Little Data Analytics
For years, the mantra in the world of business software and enterprise IT has been “data is the new gold.” The idea was that companies of nearly every shape and size across every industry imaginable were essentially sitting on top of buried treasure that was just waiting to be tapped into. All they needed to do was to dig into the correct vein of their business data trove, and they would be able to unleash valuable insights that could unlock hidden business opportunities, new sources of revenue, better efficiencies, and much more.
Big software companies like IBM, Oracle, SAP, and many more all touted these visions of data grandeur and turned the concept of big data analytics, or just big data, into everyday business nomenclature.
Even now, analytics is also playing an important role in the Internet of Things (IoT), on both the commercial and industrial side, as well as on the consumer side. On the industrial side, companies are working to mine various datastreams for insights into how to improve their processes, while consumer-focused analytics show up in things like health and fitness data linked to wearables, and will soon be a part of assisted and autonomous driving systems in our cars.
Of course, the everyday reality of these grand ideas hasn’t always lived up to the hype. While there certainly have been many great success stories of companies reducing their costs or figuring out new business models, there are probably an equal (though unreported) number of companies that tried to find the gold in their data—and spent a lot of money doing so—but came up relatively empty.
The truth is, analytics is hard, and there’s no guarantee that analyzing huge chunks of data is going to translate into meaningful insights. Challenges may arise from applying the wrong tools to a given job, not analyzing the right data, or not even really knowing exactly what to look for in the first place. Regardless, it’s becoming clear to many organizations that a decade or more into the “big data” revolution, not everyone is hitting it rich.
Part of the problem is that some of the efforts are simply too big—at several different levels. Sometimes the goals are too grandiose, sometimes the datasets are too large, and sometimes the valuable insights are buried beneath a mound of numbers or other data that just really isn’t that useful. Implicit in the phrase “big data,” as well as the concept of data as gold, is that more is better. But in the case of analytics, a legitimate question worth considering: Is more really better?
In the world of IoT, for example, many organizations are realizing that doing what I call “little data analytics” is actually much more useful. Instead of trying to mine through large datasets, these organizations are focusing their efforts on a simple stream of sensor-based data or other straightforward data collection work. For the untold number of situations across a range of industries where these kinds of efforts haven’t been done before, the results can be surprisingly useful. In some instances, these projects create nothing more than a single insight into a given process for which companies can quickly adjust—a “one and done” type of effort—but ongoing monitoring of these processes can ensure that the adjustments continue to run efficiently.
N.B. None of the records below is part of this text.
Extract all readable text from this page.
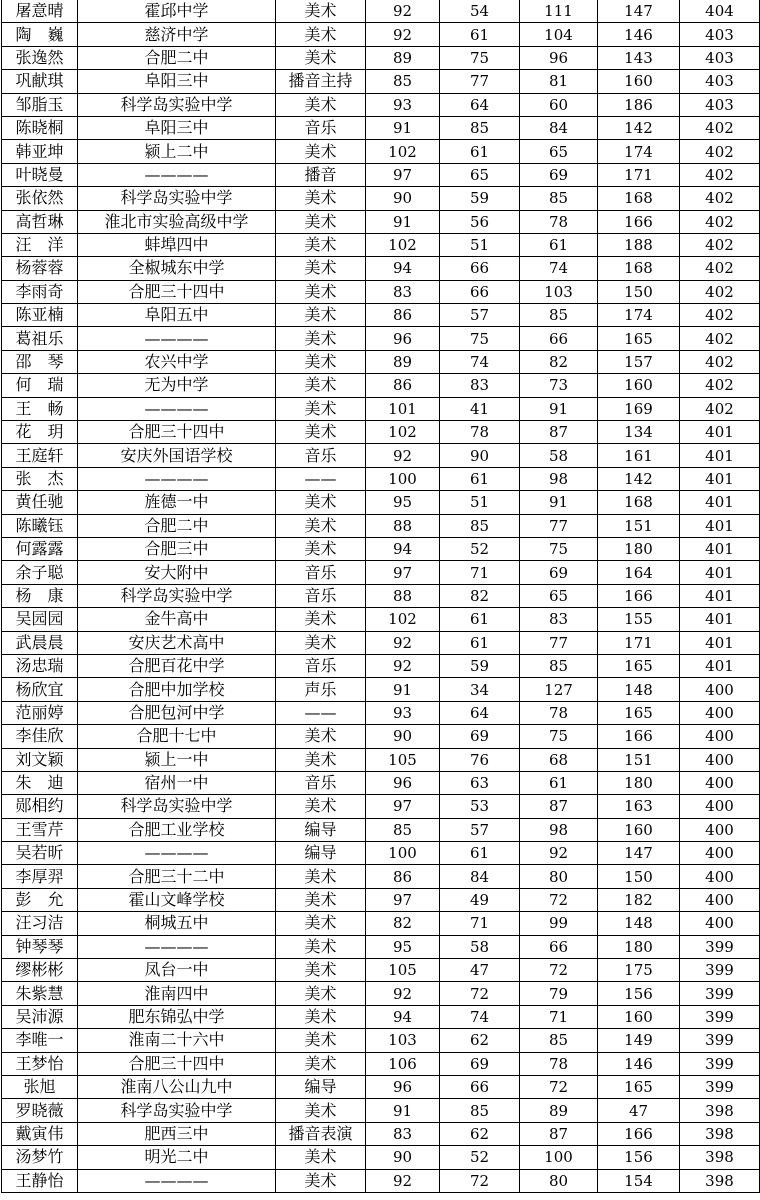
屠意晴	霍邱中学	美术	92	54	111	147	404
陶　巍	慈济中学	美术	92	61	104	146	403
张逸然	合肥二中	美术	89	75	96	143	403
巩献琪	阜阳三中	播音主持	85	77	81	160	403
邹脂玉	科学岛实验中学	美术	93	64	60	186	403
陈晓桐	阜阳三中	音乐	91	85	84	142	402
韩亚坤	颍上二中	美术	102	61	65	174	402
叶晓曼	————	播音	97	65	69	171	402
张依然	科学岛实验中学	美术	90	59	85	168	402
高哲琳	淮北市实验高级中学	美术	91	56	78	166	402
汪　洋	蚌埠四中	美术	102	51	61	188	402
杨蓉蓉	全椒城东中学	美术	94	66	74	168	402
李雨奇	合肥三十四中	美术	83	66	103	150	402
陈亚楠	阜阳五中	美术	86	57	85	174	402
葛祖乐	————	美术	96	75	66	165	402
邵　琴	农兴中学	美术	89	74	82	157	402
何　瑞	无为中学	美术	86	83	73	160	402
王　畅	————	美术	101	41	91	169	402
花　玥	合肥三十四中	美术	102	78	87	134	401
王庭轩	安庆外国语学校	音乐	92	90	58	161	401
张　杰	————	——	100	61	98	142	401
黄任驰	旌德一中	美术	95	51	91	168	401
陈曦钰	合肥二中	美术	88	85	77	151	401
何露露	合肥三中	美术	94	52	75	180	401
余子聪	安大附中	音乐	97	71	69	164	401
杨　康	科学岛实验中学	音乐	88	82	65	166	401
吴园园	金牛高中	美术	102	61	83	155	401
武晨晨	安庆艺术高中	美术	92	61	77	171	401
汤忠瑞	合肥百花中学	音乐	92	59	85	165	401
杨欣宜	合肥中加学校	声乐	91	34	127	148	400
范丽婷	合肥包河中学	——	93	64	78	165	400
李佳欣	合肥十七中	美术	90	69	75	166	400
刘文颖	颍上一中	美术	105	76	68	151	400
朱　迪	宿州一中	音乐	96	63	61	180	400
郧相约	科学岛实验中学	美术	97	53	87	163	400
王雪芹	合肥工业学校	编导	85	57	98	160	400
吴若昕	————	编导	100	61	92	147	400
李厚羿	合肥三十二中	美术	86	84	80	150	400
彭　允	霍山文峰学校	美术	97	49	72	182	400
汪习洁	桐城五中	美术	82	71	99	148	400
钟琴琴	————	美术	95	58	66	180	399
缪彬彬	凤台一中	美术	105	47	72	175	399
朱紫慧	淮南四中	美术	92	72	79	156	399
吴沛源	肥东锦弘中学	美术	94	74	71	160	399
李唯一	淮南二十六中	美术	103	62	85	149	399
王梦怡	合肥三十四中	美术	106	69	78	146	399
张旭	淮南八公山九中	编导	96	66	72	165	399
罗晓薇	科学岛实验中学	美术	91	85	89	47	398
戴寅伟	肥西三中	播音表演	83	62	87	166	398
汤梦竹	明光二中	美术	90	52	100	156	398
王静怡	————	美术	92	72	80	154	398
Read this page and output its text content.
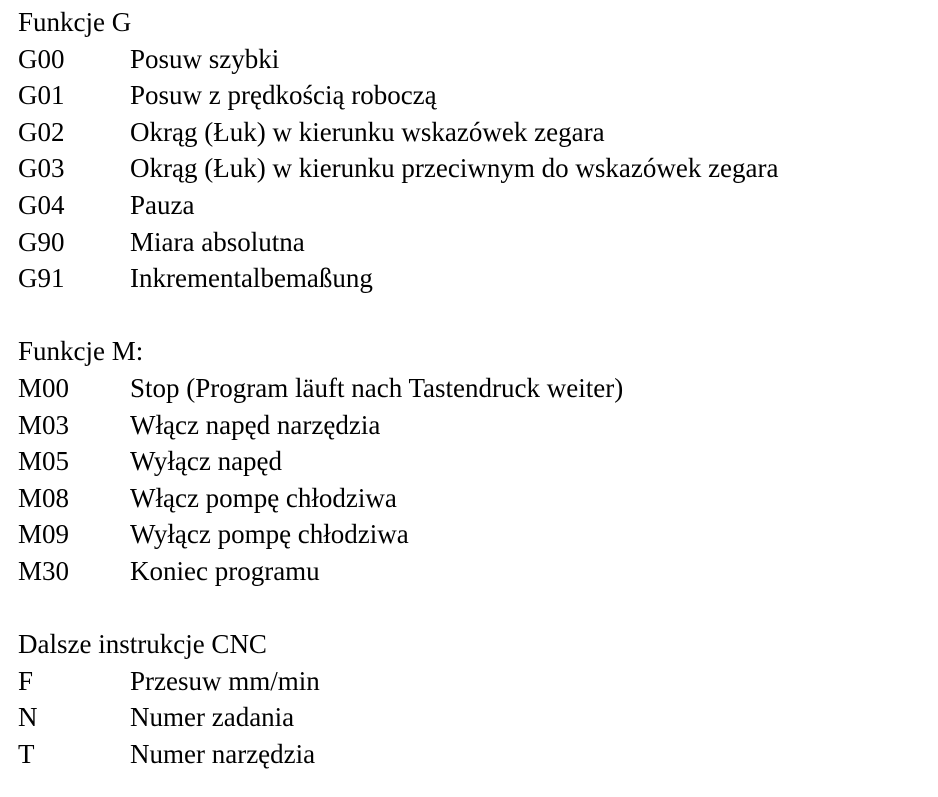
Funkcje G
G00	Posuw szybki
G01	Posuw z prędkością roboczą
G02	Okrąg (Łuk) w kierunku wskazówek zegara
G03	Okrąg (Łuk) w kierunku przeciwnym do wskazówek zegara
G04	Pauza
G90	Miara absolutna
G91	Inkrementalbemaßung
Funkcje M:
M00	Stop (Program läuft nach Tastendruck weiter)
M03	Włącz napęd narzędzia
M05	Wyłącz napęd
M08	Włącz pompę chłodziwa
M09	Wyłącz pompę chłodziwa
M30	Koniec programu
Dalsze instrukcje CNC
F	Przesuw mm/min
N	Numer zadania
T	Numer narzędzia
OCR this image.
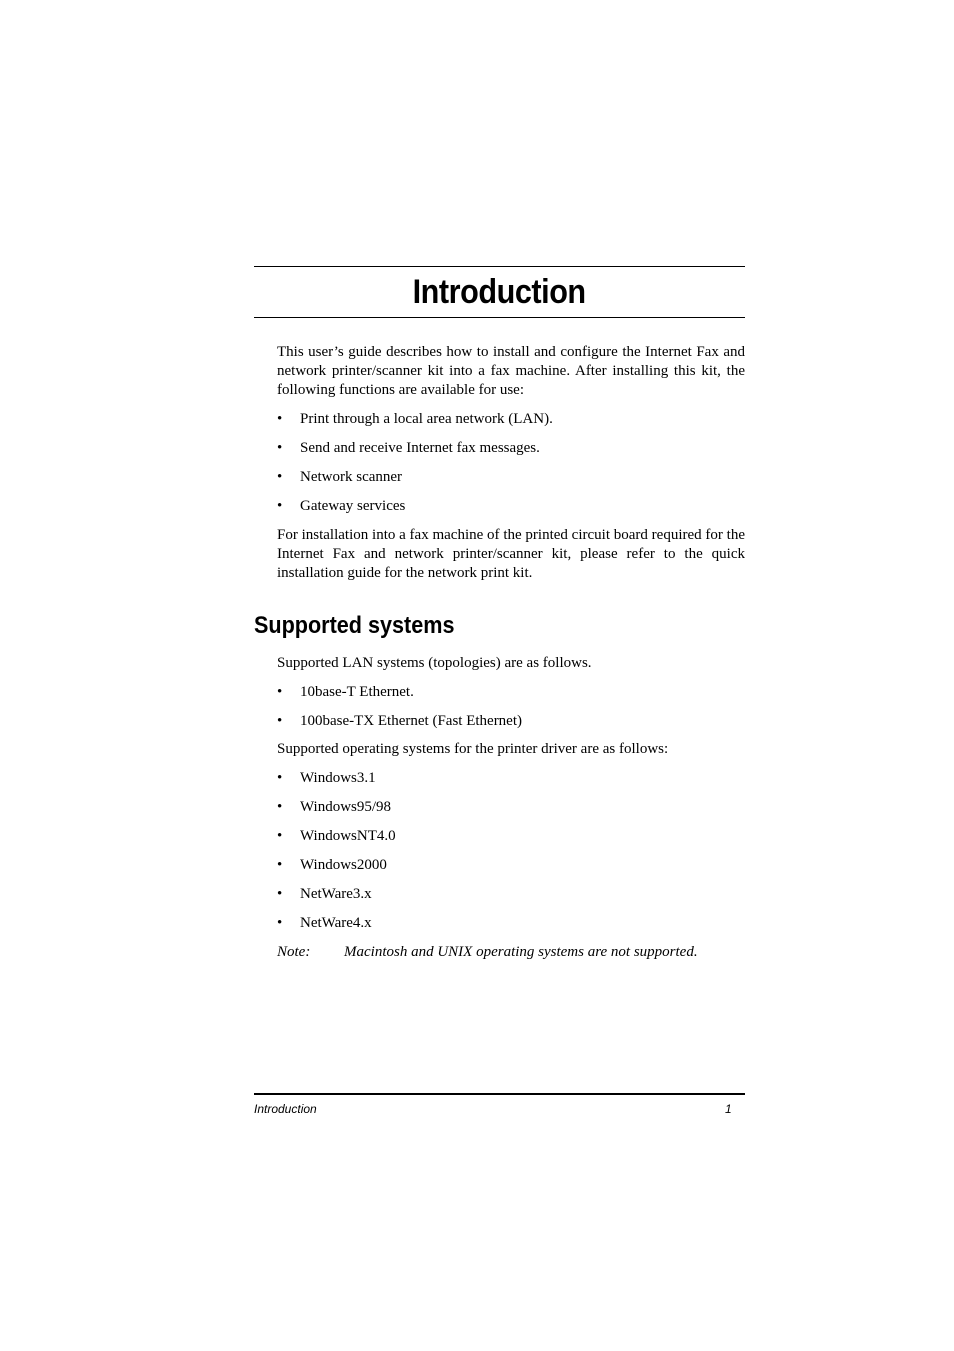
Introduction

This user’s guide describes how to install and configure the Internet Fax and network printer/scanner kit into a fax machine. After installing this kit, the following functions are available for use:

• Print through a local area network (LAN).
• Send and receive Internet fax messages.
• Network scanner
• Gateway services

For installation into a fax machine of the printed circuit board required for the Internet Fax and network printer/scanner kit, please refer to the quick installation guide for the network print kit.

Supported systems

Supported LAN systems (topologies) are as follows.

• 10base-T Ethernet.
• 100base-TX Ethernet (Fast Ethernet)

Supported operating systems for the printer driver are as follows:

• Windows3.1
• Windows95/98
• WindowsNT4.0
• Windows2000
• NetWare3.x
• NetWare4.x
Note: Macintosh and UNIX operating systems are not supported.
Introduction	1
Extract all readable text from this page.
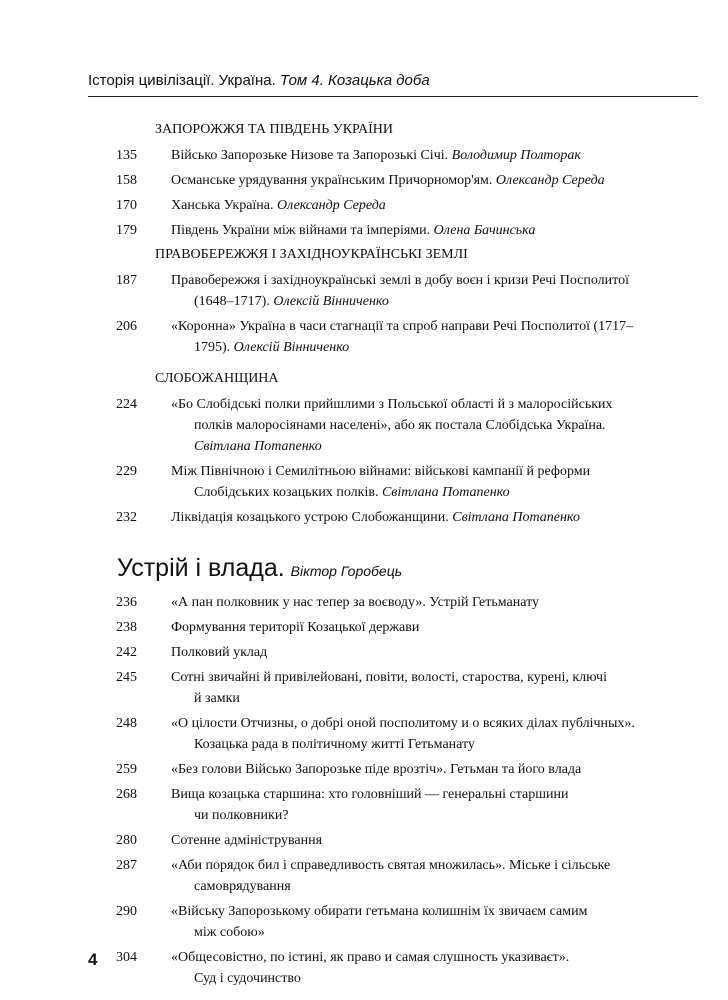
Історія цивілізації. Україна. Том 4. Козацька доба
ЗАПОРОЖЖЯ ТА ПІВДЕНЬ УКРАЇНИ
135 Військо Запорозьке Низове та Запорозькі Січі. Володимир Полторак
158 Османське урядування українським Причорномор'ям. Олександр Середа
170 Ханська Україна. Олександр Середа
179 Південь України між війнами та імперіями. Олена Бачинська
ПРАВОБЕРЕЖЖЯ І ЗАХІДНОУКРАЇНСЬКІ ЗЕМЛІ
187 Правобережжя і західноукраїнські землі в добу воєн і кризи Речі Посполитої
(1648–1717). Олексій Вінниченко
206 «Коронна» Україна в часи стагнації та спроб направи Речі Посполитої (1717–
1795). Олексій Вінниченко
СЛОБОЖАНЩИНА
224 «Бо Слобідські полки прийшлими з Польської області й з малоросійських
полків малоросіянами населені», або як постала Слобідська Україна.
Світлана Потапенко
229 Між Північною і Семилітньою війнами: військові кампанії й реформи
Слобідських козацьких полків. Світлана Потапенко
232 Ліквідація козацького устрою Слобожанщини. Світлана Потапенко
236 «А пан полковник у нас тепер за воєводу». Устрій Гетьманату
238 Формування території Козацької держави
242 Полковий уклад
245 Сотні звичайні й привілейовані, повіти, волості, староства, курені, ключі
й замки
248 «О цілости Отчизны, о добрі оной посполитому и о всяких ділах публічных».
Козацька рада в політичному житті Гетьманату
259 «Без голови Військо Запорозьке піде врозтіч». Гетьман та його влада
268 Вища козацька старшина: хто головніший — генеральні старшини
чи полковники?
280 Сотенне адміністрування
287 «Аби порядок бил і справедливость святая множилась». Міське і сільське
самоврядування
290 «Війську Запорозькому обирати гетьмана колишнім їх звичаєм самим
між собою»
304 «Общесовістно, по істині, як право и самая слушность указиваєт».
Суд і судочинство
Устрій і влада. Віктор Горобець
4
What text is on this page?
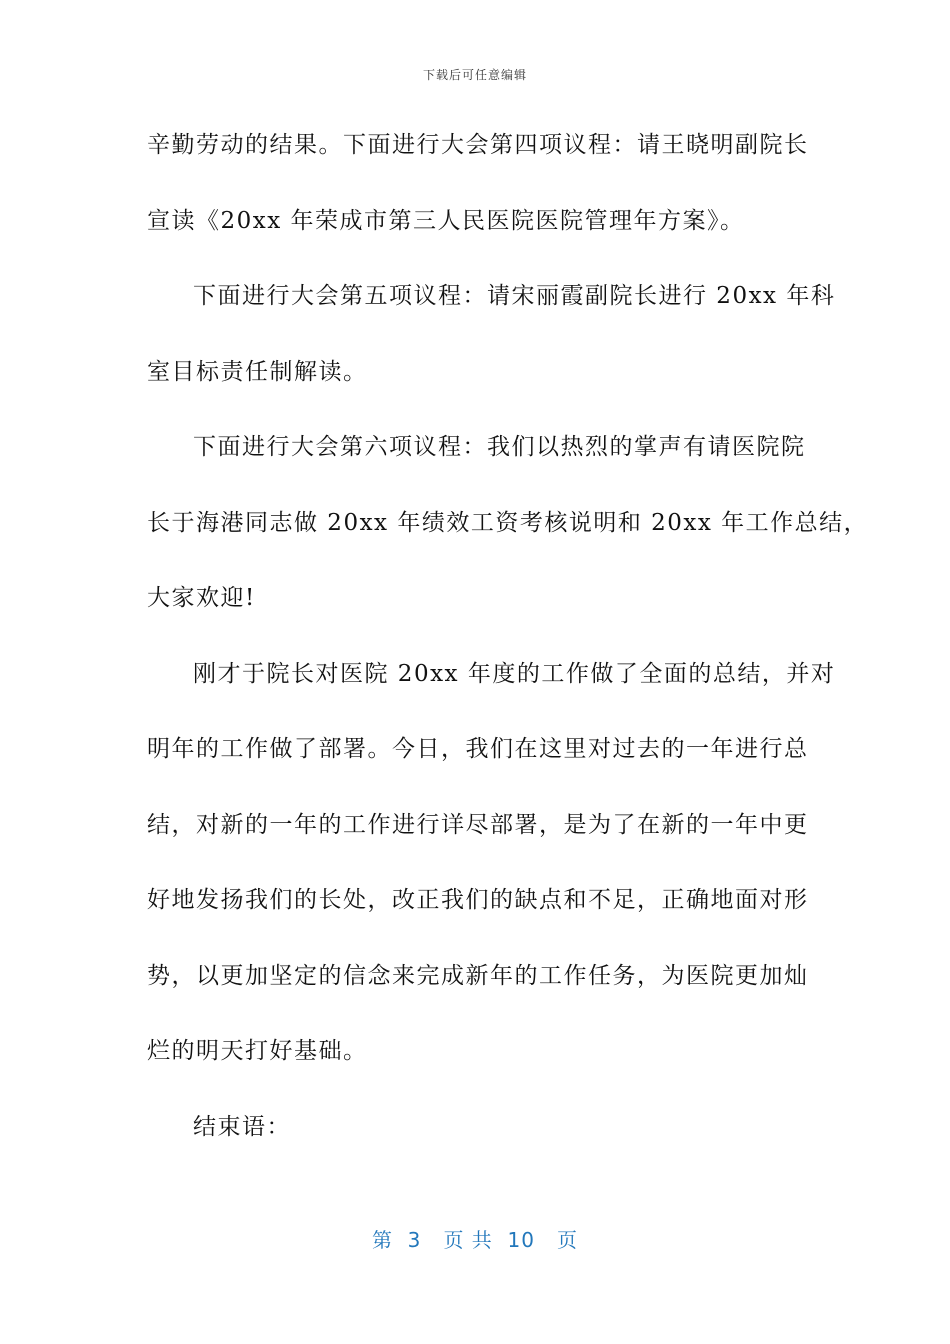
下载后可任意编辑
辛勤劳动的结果。下面进行大会第四项议程：请王晓明副院长
宣读《20xx 年荣成市第三人民医院医院管理年方案》。
下面进行大会第五项议程：请宋丽霞副院长进行 20xx 年科
室目标责任制解读。
下面进行大会第六项议程：我们以热烈的掌声有请医院院
长于海港同志做 20xx 年绩效工资考核说明和 20xx 年工作总结，
大家欢迎!
刚才于院长对医院 20xx 年度的工作做了全面的总结，并对
明年的工作做了部署。今日，我们在这里对过去的一年进行总
结，对新的一年的工作进行详尽部署，是为了在新的一年中更
好地发扬我们的长处，改正我们的缺点和不足，正确地面对形
势，以更加坚定的信念来完成新年的工作任务，为医院更加灿
烂的明天打好基础。
结束语：
第  3   页 共  10   页
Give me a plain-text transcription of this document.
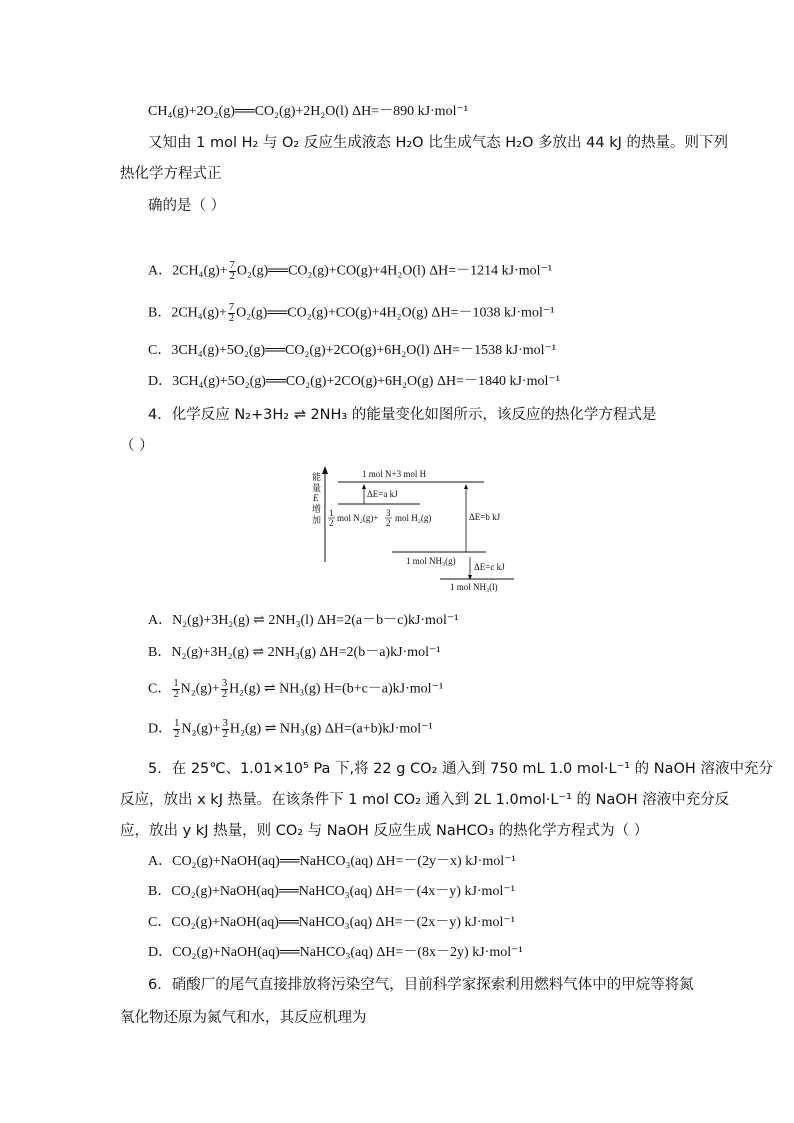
CH₄(g)+2O₂(g)══CO₂(g)+2H₂O(l) ΔH=－890 kJ·mol⁻¹
又知由 1 mol H₂ 与 O₂ 反应生成液态 H₂O 比生成气态 H₂O 多放出 44 kJ 的热量。则下列
热化学方程式正
确的是（ ）
A．$2CH_4(g)+ \frac{7}{2}$ O₂(g)══CO₂(g)+CO(g)+4H₂O(l) ΔH=－1214 kJ·mol⁻¹
B．$2CH_4(g)+ \frac{7}{2}$ O₂(g)══CO₂(g)+CO(g)+4H₂O(g) ΔH=－1038 kJ·mol⁻¹
C．3CH₄(g)+5O₂(g)══CO₂(g)+2CO(g)+6H₂O(l) ΔH=－1538 kJ·mol⁻¹
D．3CH₄(g)+5O₂(g)══CO₂(g)+2CO(g)+6H₂O(g) ΔH=－1840 kJ·mol⁻¹
4．化学反应 N₂+3H₂ ⇌ 2NH₃ 的能量变化如图所示，该反应的热化学方程式是
（ ）
能
量
E
增
加
1 mol N+3 mol H
ΔE=a kJ
1
2 mol N₂(g)+ 3
2 mol H₂(g)	ΔE=b kJ
1 mol NH₃(g)
ΔE=c kJ
1 mol NH₃(l)
A．N₂(g)+3H₂(g) ⇌ 2NH₃(l) ΔH=2(a－b－c)kJ·mol⁻¹
B．N₂(g)+3H₂(g) ⇌ 2NH₃(g) ΔH=2(b－a)kJ·mol⁻¹
C． $\frac{1}{2} N_2(g)+ \frac{3}{2} H_2(g)$ ⇌ NH₃(g) H=(b+c－a)kJ·mol⁻¹
D． $\frac{1}{2} N_2(g)+ \frac{3}{2} H_2(g)$ ⇌ NH₃(g) ΔH=(a+b)kJ·mol⁻¹
5．在 25℃、1.01×10⁵ Pa 下,将 22 g CO₂ 通入到 750 mL 1.0 mol·L⁻¹ 的 NaOH 溶液中充分
反应，放出 x kJ 热量。在该条件下 1 mol CO₂ 通入到 2L 1.0mol·L⁻¹ 的 NaOH 溶液中充分反
应，放出 y kJ 热量，则 CO₂ 与 NaOH 反应生成 NaHCO₃ 的热化学方程式为（ ）
A．CO₂(g)+NaOH(aq)══NaHCO₃(aq) ΔH=－(2y－x) kJ·mol⁻¹
B．CO₂(g)+NaOH(aq)══NaHCO₃(aq) ΔH=－(4x－y) kJ·mol⁻¹
C．CO₂(g)+NaOH(aq)══NaHCO₃(aq) ΔH=－(2x－y) kJ·mol⁻¹
D．CO₂(g)+NaOH(aq)══NaHCO₃(aq) ΔH=－(8x－2y) kJ·mol⁻¹
6．硝酸厂的尾气直接排放将污染空气，目前科学家探索利用燃料气体中的甲烷等将氮
氧化物还原为氮气和水，其反应机理为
Of course, it’s easy to understand why nobody really wants to talk about little data. It’s not exactly a sexy, attention-grabbing topic, and working with it requires much less sophisticated tools—think Excel spreadsheet (or the equivalent) on PC, for example. The analytical insights from these “little data” efforts are also likely to be relatively simple. However, that doesn’t mean they are less practical and valuable to an organization. In fact, building up a collection of these little data analytics could prove to be exactly what many organizations need. Plus, they’re the kind of results that can help justify the expenses necessary for companies to start investing in IoT efforts.
To be fair, not all applications are really suited for little data analytics. Monitoring the real-time performance of a jet engine or even a moving car involves a staggering amount of data that’s going to continue to require the most advanced computing and big data analytics tools available.
But to get more real-world traction for IoT-based efforts, companies may want to change their approach to data analytics efforts and start thinking small.